Signaling that Russian foreign policy is not to be dictated by the US and its allies, Russia has said its membership in BRICS prevents it from being isolated internationally.
Sergey Naryshkin, speaker and leader of the Duma, Russia’s lower house of Parliament said on Wednesday that the BRICS group of nations account for 42 per cent of the global population and 27 per cent of the global economy.
“They seem to have problems with geography, and they think the world is the US and a group of satellite states, although it is far from it,” he told a local broadcaster, Rossiya24.
“It is simply impossible to isolate the Russian economy, as producers of this crisis of mistrust are saying now and then, bravely stating that they have ‘isolated Russia’,” he added.
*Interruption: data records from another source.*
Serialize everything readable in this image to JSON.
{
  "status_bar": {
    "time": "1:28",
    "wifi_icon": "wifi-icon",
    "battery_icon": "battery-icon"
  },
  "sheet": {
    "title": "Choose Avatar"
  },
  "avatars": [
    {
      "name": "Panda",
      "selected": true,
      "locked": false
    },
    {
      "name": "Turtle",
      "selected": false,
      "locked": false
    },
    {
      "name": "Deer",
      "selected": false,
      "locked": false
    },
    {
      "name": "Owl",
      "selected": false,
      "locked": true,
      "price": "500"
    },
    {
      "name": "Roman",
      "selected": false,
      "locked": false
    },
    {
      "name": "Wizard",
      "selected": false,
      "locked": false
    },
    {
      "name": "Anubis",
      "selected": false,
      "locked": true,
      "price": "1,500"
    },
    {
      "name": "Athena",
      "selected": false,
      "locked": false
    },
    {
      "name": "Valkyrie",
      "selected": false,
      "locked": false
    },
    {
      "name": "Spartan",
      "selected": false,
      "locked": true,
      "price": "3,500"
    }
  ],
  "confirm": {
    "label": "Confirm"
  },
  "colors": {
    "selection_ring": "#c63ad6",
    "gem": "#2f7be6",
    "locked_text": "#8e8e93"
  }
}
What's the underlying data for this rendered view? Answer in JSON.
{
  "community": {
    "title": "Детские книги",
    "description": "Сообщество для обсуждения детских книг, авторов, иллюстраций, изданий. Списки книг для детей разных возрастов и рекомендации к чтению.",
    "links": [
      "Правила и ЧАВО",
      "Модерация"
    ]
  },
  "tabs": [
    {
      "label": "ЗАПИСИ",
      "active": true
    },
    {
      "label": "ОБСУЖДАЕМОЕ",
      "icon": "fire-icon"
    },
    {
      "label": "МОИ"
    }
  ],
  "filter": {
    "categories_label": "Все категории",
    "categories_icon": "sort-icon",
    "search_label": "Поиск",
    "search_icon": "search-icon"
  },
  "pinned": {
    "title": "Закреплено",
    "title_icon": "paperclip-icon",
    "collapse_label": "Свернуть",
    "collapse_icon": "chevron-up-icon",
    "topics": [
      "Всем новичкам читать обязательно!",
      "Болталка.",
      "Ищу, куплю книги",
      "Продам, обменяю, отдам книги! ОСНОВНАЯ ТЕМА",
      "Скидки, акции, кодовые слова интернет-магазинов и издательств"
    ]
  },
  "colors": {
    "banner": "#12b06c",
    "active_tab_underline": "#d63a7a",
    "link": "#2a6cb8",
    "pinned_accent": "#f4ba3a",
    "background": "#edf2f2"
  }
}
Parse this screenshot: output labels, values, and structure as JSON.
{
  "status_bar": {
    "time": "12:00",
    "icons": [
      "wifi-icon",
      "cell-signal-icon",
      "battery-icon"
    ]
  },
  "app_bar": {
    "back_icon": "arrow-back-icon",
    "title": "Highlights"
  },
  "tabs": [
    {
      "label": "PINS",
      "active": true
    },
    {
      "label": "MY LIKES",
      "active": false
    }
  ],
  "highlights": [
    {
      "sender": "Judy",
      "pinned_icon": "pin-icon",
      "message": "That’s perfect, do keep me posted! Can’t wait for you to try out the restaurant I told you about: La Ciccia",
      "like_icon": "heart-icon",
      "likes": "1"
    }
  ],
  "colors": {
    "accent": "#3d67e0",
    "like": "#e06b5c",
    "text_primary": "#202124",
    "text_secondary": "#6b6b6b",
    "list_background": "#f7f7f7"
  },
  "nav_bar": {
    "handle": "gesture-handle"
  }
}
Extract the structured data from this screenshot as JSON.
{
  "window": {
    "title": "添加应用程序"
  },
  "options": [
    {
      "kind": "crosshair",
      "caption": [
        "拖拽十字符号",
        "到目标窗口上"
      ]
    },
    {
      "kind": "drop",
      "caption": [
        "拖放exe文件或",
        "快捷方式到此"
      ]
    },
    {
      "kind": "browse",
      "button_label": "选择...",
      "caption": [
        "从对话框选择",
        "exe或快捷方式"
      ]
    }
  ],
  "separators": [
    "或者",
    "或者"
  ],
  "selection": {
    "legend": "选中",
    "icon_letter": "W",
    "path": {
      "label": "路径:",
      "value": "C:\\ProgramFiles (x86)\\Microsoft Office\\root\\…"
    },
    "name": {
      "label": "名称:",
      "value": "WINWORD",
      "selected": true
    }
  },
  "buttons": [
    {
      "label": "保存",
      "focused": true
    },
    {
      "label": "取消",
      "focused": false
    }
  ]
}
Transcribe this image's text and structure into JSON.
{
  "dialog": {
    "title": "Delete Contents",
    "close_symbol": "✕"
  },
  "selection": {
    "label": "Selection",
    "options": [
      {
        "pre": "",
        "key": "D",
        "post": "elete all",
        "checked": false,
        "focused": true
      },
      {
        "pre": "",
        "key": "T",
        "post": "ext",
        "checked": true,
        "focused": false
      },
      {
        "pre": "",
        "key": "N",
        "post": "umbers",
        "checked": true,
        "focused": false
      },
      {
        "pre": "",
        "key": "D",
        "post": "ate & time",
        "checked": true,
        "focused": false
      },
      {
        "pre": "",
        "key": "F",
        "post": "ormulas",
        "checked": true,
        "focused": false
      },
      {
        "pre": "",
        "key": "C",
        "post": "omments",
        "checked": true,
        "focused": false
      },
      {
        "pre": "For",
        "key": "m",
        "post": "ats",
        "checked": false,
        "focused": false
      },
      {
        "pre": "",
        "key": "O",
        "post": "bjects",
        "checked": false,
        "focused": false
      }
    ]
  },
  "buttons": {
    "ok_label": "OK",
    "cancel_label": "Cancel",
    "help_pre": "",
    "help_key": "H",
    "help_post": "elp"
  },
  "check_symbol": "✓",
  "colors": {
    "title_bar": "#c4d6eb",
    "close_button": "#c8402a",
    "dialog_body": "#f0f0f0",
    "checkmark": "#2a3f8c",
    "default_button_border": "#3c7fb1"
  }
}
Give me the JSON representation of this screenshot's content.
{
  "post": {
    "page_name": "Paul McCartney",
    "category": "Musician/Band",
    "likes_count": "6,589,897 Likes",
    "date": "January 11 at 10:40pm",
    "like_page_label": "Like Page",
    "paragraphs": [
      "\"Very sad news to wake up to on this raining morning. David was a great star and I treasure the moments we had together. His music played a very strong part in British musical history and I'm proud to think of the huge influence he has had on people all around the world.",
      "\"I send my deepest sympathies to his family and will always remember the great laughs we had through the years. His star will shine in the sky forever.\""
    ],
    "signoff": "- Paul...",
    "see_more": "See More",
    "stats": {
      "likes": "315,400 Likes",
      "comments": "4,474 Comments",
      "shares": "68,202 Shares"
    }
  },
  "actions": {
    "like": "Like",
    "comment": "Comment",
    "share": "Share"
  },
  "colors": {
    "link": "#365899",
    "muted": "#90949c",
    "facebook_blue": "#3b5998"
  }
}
Russia is slated to host the 7th BRICS Summit later this summer.
The first board meeting of the $100 billion BRICS Development Bank is supposed to take place in April in the Russian city of Ufa.
The BRICS combined GDP grew 300 per cent in the last decade as opposed to 60 per cent growth registered by the developed world.
BRICS launched a $100 billion development bank and a currency reserve pool in July this year in their first concrete step toward reshaping the Western-dominated international financial system.
In the middle of negotiations with EU leaders like French President Francoise Hollande and German Chancellor Angela Merkel, Russian President Vladimir Putin wants to show that he still has major allies in the fastest growing economies in the world.
In a clear indication of its strong support for its BRICS partner, China has said western nations must shed their zero-sum mentality and accommodate Russian security concerns over the Ukraine crisis.
The Ukraine crisis is being fueled by games played by the US and the European Union, said a Chinese diplomat last week.
“The West should abandon the zero-sum mentality, and take the real security concerns of Russia into consideration,” said Chinese envoy to Belgium Qu Xing.